Revenue recognition: Firm ABC performed client services during September and October 2016 and billed the client for $10,000 on October 8, 2016. Under the cash basis, if ABC did not receive a check-in payment before the year-end, it would have not recorded revenue for the year. According to the accrual basis, ABC recorded these items even though it did not receive payment from the client in the following year.

Expense recognition: Firm ABC bought $600 of office supplies in May 2016 and paid for in June 2016. On a cash basis, ABC recorded the purchase in June, when it paid the bill. Under the accrual basis, ABC recognized the purchase in May as it received the supplier's invoice.

The cash basis is only available for use if a company has no more than $5 million of sales per year (as per the IRS). It is easiest to account for transactions using the cash basis due to no complex accounting transactions such as accruals and deferrals are needed. Also, it is widely used in small businesses; however, the relatively random timing of cash receipts and expenditures means that reported results can vary between unusually high and low profits.

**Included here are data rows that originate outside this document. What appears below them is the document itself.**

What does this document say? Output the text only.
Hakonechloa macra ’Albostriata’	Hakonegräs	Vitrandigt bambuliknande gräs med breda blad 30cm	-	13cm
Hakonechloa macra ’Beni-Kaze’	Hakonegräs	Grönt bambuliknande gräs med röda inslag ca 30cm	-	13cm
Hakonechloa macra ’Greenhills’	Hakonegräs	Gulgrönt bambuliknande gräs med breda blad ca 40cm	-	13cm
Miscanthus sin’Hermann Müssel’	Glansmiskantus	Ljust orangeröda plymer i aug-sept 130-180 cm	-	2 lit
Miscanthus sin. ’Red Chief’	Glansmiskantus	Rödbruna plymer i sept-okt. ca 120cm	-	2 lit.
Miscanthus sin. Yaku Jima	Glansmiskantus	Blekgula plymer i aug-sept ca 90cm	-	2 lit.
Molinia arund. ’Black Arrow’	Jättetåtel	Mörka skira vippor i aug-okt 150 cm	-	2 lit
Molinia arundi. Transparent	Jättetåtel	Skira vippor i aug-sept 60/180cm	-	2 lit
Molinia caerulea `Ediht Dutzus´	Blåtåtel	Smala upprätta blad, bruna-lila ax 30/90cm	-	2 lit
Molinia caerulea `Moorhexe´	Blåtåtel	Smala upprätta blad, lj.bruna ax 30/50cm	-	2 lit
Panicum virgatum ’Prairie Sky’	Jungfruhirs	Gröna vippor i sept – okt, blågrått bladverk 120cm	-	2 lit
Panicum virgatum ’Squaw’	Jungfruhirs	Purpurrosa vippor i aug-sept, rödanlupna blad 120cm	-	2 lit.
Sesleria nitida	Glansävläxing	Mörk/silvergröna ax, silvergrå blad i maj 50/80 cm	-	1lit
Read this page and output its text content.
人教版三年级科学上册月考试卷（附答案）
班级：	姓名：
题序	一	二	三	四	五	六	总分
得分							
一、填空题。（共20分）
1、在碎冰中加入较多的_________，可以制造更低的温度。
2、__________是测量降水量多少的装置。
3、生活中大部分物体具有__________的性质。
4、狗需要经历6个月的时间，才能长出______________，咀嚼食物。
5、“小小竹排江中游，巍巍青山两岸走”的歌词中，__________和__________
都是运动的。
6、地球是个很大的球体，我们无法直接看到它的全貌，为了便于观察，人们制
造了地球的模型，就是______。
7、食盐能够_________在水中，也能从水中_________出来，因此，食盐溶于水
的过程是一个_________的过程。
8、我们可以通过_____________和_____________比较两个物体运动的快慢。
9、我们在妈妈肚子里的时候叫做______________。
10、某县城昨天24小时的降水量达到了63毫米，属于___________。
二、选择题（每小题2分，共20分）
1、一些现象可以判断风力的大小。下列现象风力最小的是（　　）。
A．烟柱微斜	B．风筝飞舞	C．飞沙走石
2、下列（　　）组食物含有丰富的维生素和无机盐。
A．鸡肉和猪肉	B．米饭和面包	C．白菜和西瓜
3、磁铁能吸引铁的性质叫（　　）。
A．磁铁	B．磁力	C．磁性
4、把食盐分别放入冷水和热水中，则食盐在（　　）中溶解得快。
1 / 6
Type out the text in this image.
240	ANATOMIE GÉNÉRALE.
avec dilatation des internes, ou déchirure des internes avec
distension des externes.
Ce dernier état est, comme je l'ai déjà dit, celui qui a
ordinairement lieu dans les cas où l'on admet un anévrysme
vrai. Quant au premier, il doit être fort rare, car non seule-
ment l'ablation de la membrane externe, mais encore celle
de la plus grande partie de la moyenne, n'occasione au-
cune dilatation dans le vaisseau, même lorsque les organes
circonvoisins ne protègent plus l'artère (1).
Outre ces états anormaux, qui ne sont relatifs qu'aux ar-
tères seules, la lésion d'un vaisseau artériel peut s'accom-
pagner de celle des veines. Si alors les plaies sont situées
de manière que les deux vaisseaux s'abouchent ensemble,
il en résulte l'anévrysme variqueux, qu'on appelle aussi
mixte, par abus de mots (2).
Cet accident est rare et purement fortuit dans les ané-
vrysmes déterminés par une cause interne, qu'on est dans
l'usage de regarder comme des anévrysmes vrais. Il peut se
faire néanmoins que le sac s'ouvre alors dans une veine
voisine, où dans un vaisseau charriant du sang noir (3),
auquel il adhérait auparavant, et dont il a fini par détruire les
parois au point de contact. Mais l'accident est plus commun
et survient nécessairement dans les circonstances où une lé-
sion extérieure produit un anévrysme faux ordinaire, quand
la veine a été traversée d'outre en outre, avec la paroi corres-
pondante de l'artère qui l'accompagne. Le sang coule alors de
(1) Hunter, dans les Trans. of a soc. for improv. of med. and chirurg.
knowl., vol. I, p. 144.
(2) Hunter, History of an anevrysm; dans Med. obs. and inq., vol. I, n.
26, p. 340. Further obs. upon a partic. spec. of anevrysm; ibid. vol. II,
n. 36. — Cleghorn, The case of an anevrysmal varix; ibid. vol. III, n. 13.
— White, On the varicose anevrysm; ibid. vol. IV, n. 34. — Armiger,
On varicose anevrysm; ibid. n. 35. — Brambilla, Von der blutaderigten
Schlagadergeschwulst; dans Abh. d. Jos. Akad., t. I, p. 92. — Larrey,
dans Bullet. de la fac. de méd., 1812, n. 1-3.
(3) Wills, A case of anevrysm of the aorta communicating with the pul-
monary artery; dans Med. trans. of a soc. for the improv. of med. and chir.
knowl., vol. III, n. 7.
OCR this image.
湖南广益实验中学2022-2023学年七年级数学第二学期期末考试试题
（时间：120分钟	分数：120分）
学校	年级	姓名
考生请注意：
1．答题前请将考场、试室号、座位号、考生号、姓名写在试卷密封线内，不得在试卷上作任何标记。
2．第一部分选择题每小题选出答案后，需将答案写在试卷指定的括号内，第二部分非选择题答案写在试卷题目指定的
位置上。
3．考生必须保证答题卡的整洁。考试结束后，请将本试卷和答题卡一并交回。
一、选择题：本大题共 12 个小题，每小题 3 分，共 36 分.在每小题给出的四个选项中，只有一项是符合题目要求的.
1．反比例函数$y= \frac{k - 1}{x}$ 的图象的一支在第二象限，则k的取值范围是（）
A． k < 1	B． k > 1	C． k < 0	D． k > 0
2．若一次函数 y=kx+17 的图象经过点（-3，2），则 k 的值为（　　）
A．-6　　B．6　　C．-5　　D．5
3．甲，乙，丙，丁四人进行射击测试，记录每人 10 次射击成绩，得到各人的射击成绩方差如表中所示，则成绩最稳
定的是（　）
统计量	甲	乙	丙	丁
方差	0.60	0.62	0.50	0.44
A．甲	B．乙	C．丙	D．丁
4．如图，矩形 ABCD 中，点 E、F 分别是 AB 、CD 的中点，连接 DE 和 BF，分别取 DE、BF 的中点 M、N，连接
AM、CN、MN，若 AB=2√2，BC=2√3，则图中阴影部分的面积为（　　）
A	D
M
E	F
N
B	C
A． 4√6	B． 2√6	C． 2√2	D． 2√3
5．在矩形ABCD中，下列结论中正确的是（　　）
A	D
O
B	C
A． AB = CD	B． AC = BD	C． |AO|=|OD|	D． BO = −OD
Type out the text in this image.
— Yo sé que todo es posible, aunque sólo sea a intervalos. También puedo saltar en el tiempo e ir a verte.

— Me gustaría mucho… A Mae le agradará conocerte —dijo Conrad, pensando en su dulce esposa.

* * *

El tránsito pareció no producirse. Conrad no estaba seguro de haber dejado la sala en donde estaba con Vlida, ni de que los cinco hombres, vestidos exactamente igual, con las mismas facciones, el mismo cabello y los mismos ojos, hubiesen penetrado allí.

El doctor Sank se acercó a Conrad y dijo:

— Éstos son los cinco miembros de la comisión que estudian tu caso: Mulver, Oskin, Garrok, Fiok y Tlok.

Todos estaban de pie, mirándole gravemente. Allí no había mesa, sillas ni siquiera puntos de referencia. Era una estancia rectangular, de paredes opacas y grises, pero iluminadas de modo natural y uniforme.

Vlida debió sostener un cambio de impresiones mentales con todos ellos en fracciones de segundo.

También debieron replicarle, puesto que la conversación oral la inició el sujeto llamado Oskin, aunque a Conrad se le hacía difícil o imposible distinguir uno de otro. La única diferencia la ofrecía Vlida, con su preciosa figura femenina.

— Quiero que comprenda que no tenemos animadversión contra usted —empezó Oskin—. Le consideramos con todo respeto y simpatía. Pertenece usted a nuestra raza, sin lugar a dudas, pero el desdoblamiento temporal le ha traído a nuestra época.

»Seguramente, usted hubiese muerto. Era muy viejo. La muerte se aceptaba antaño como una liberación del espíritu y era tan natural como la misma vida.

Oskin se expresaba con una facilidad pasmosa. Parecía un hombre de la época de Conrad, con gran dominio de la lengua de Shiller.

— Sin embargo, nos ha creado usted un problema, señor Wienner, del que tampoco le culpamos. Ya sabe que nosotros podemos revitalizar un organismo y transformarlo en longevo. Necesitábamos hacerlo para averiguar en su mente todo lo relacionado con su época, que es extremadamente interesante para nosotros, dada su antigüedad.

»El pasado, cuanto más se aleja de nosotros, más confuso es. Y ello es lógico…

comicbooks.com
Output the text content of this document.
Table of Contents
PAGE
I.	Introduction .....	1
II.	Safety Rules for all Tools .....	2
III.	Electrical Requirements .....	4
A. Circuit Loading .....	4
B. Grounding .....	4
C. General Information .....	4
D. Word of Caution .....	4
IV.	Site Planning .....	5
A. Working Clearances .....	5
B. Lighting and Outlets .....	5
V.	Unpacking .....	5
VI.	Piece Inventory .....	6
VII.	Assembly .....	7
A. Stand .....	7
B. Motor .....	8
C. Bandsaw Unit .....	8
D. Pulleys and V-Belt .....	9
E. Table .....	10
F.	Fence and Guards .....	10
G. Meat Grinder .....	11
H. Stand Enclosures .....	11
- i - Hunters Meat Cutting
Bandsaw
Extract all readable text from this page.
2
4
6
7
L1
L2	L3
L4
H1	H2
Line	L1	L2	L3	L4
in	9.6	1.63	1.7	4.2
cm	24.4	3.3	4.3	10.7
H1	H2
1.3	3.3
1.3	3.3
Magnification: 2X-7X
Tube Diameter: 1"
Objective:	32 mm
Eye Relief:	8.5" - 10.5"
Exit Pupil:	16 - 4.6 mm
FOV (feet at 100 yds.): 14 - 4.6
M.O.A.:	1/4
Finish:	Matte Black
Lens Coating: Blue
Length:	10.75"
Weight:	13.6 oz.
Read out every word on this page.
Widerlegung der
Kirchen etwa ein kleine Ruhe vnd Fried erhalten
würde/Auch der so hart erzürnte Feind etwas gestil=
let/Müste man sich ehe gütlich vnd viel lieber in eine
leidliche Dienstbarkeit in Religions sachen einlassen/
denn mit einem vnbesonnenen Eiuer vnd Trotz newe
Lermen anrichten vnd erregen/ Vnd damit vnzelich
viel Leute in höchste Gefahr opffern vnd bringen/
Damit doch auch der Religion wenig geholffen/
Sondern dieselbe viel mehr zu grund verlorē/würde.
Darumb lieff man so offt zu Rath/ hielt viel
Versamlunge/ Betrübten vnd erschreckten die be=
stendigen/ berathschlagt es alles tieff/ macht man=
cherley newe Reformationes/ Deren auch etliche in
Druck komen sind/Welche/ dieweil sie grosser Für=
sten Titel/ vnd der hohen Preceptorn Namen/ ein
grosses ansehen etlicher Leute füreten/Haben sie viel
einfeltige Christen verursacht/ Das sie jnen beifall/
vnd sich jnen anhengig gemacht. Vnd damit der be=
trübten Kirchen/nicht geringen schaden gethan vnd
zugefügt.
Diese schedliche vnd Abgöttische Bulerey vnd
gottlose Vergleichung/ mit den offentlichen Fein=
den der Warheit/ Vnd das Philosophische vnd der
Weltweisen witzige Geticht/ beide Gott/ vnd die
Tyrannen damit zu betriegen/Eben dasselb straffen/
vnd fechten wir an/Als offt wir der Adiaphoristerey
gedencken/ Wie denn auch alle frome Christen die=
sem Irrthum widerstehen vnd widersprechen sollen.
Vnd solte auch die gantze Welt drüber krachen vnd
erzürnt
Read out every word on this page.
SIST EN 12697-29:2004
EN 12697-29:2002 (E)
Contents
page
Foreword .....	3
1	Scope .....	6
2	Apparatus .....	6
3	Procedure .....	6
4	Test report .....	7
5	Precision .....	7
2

The accrual basis is used by all larger companies, for several reasons. First, its use is required for tax reporting when sales exceed $5 million. Also, a company's financial statements can only be audited if they have been prepared using the accrual basis. In addition, the financial results of a business under the accrual basis are more likely to match revenues and expenses in the same reporting period, so that the true profitability of an organization can be distinguished. However, unless a statement of cash flows is included in the financial statements, this approach does not reveal the ability of a business to generate cash.